Dover's powder ( pulvis ipecacuanhae et opii) was a medicine against cold and fever.

Developed in 1732 by English physician Thomas Dover, the powder was an old preparation of powder of ipecacuanha (which was formerly used to produce syrup of ipecac), opium in powder, and potassium sulfate. Initially designed to treat gout, it was later recommended for general pains, insomnia, and diarrhea, among others.

The powder was largely used in domestic practice to induce sweating, to defeat the advance of a common cold, and at the beginning of any attack of fever.

It is no longer in use in modern medicine, but remained reputable until about the 1930s. Its inclusion of opium, an addictive substance, led to its discontinuation of use. Dover's powder was banned in India in 1994.

== Contents ==
A 1958 source describes Dover's Powder as follows: "Powder of Ipecacuanha and Opium (B.P., Egyp. P., Ind. P.). Pulv. Ipecac. et Opii; Ipecac and Opium Powder (U.S.N.F.); Dover's Powder; Compound Ipecacuanha Powder. Prepared ipecacuanha, 10 g., powdered opium 10 g., lactose 80 g. It contains 1% of anhydrous morphine. Dose: 320 to 640 mg. (5 to 10 grains). Many foreign pharmacies include a similar powder, sometimes with potassium sulphate or with equal parts of potassium nitrate and potassium sulphate in place of lactose; max. single dose 1 to 1.5 g. and max. in 24 hours 4 to 6 g."

=== Usage ===
To obtain the greatest benefits from its use as a sudorific, it was recommended that copious drafts of some warm and harmless drink be ingested after the use of the powder.

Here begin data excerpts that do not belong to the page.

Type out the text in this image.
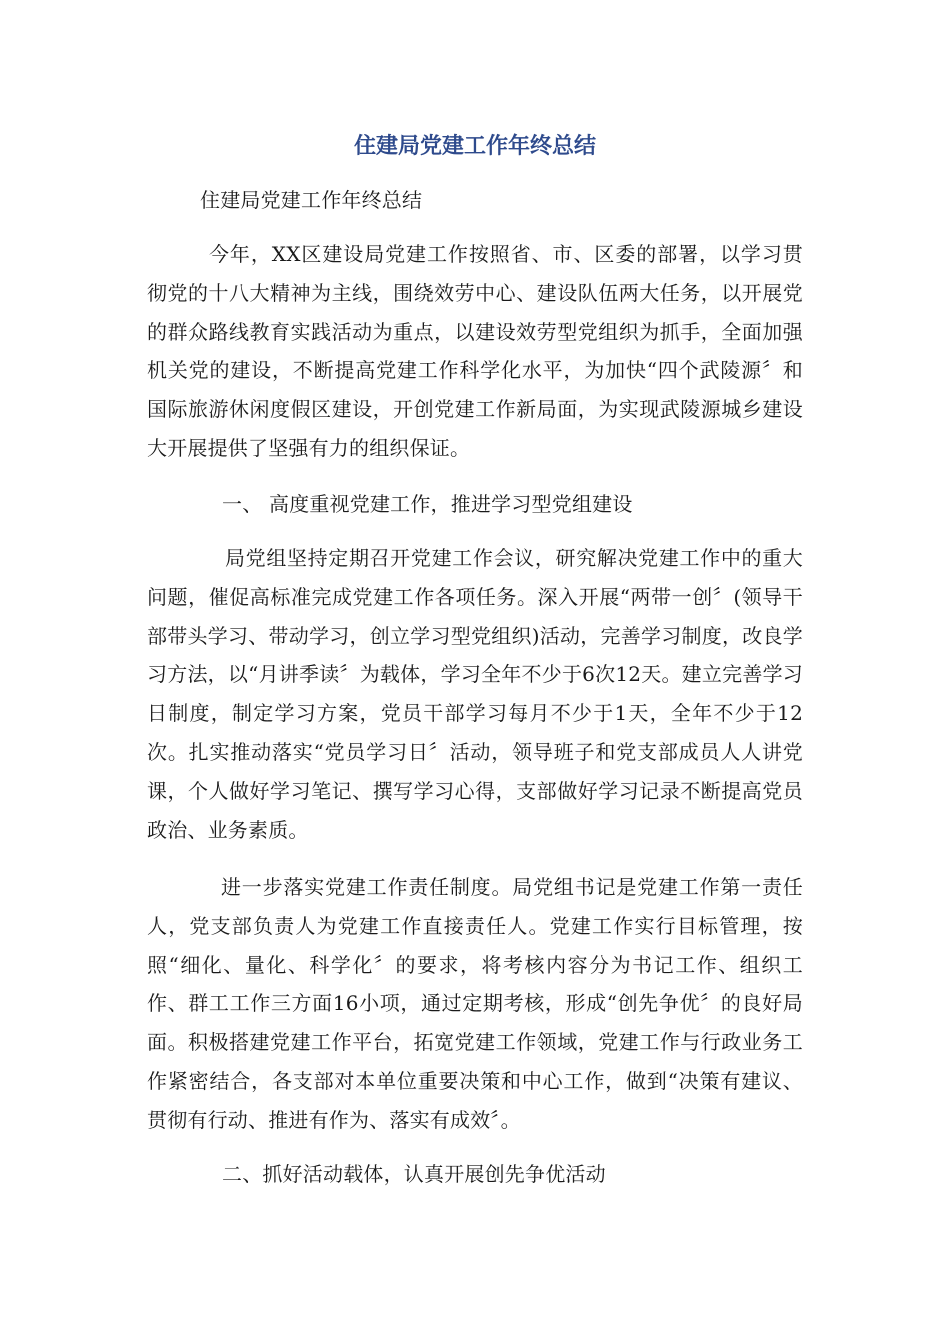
住建局党建工作年终总结

住建局党建工作年终总结

今年，XX区建设局党建工作按照省、市、区委的部署，以学习贯彻党的十八大精神为主线，围绕效劳中心、建设队伍两大任务，以开展党的群众路线教育实践活动为重点，以建设效劳型党组织为抓手，全面加强机关党的建设，不断提高党建工作科学化水平，为加快“四个武陵源〞和国际旅游休闲度假区建设，开创党建工作新局面，为实现武陵源城乡建设大开展提供了坚强有力的组织保证。

一、 高度重视党建工作，推进学习型党组建设

局党组坚持定期召开党建工作会议，研究解决党建工作中的重大问题，催促高标准完成党建工作各项任务。深入开展“两带一创〞(领导干部带头学习、带动学习，创立学习型党组织)活动，完善学习制度，改良学习方法，以“月讲季读〞为载体，学习全年不少于6次12天。建立完善学习日制度，制定学习方案，党员干部学习每月不少于1天，全年不少于12次。扎实推动落实“党员学习日〞活动，领导班子和党支部成员人人讲党课，个人做好学习笔记、撰写学习心得，支部做好学习记录不断提高党员政治、业务素质。

进一步落实党建工作责任制度。局党组书记是党建工作第一责任人，党支部负责人为党建工作直接责任人。党建工作实行目标管理，按照“细化、量化、科学化〞的要求，将考核内容分为书记工作、组织工作、群工工作三方面16小项，通过定期考核，形成“创先争优〞的良好局面。积极搭建党建工作平台，拓宽党建工作领域，党建工作与行政业务工作紧密结合，各支部对本单位重要决策和中心工作，做到“决策有建议、贯彻有行动、推进有作为、落实有成效〞。

二、抓好活动载体，认真开展创先争优活动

The following excerpt from a report penned by a Doctor Sharp, employed in the British naval service in the West Indies, in this case, in Trinidad, in 1818, illustrates its use. He writes :
At this period, thirty cases of acute dysentery also occurred amongst them and although nineteen of the number were men who arrived in the island from Europe on the 1st and 12th of June, yet, the symptoms even in them were equally as mild as in the assimilated soldier, and the disease yielded to the common remedies – viz – bleeding when the state of the vascular system appeared to indicate the use of it, but in general, saline purgatives in small and repeated quantities were only necessary with small doses at bed time, of calomel and opium, infusion of ipecacuanha or Dover’s powder, and this with tonics, moderate use of port wine and a light farinaceous diet generally and speedily accomplished a perfect case.It was an ingredient in John Wyeth & Brother, Inc.'s La Grippe (flu) pills, circa 1906.

== In popular culture ==
Dover's powder was part of a joke published in The Science of Health in 1875 and reprinted in Godey's Lady's Book the same year. The joke illustrates its status as a typical medicine for a tumor:An old lady in Jefferson County acquired the habit of using morphia for relief from the pains of a tumor. Her family vainly dissuaded her, and at last united in deceiving her by substituting carefully prepared potato starch in morphia bottles. She used this article for fifteen years until the day of her death, often complaining that it was an inferior article, though her physician declared it all right. He gave her Dover's powders once during an illness, but she could not rest until she took some of the starch morphia.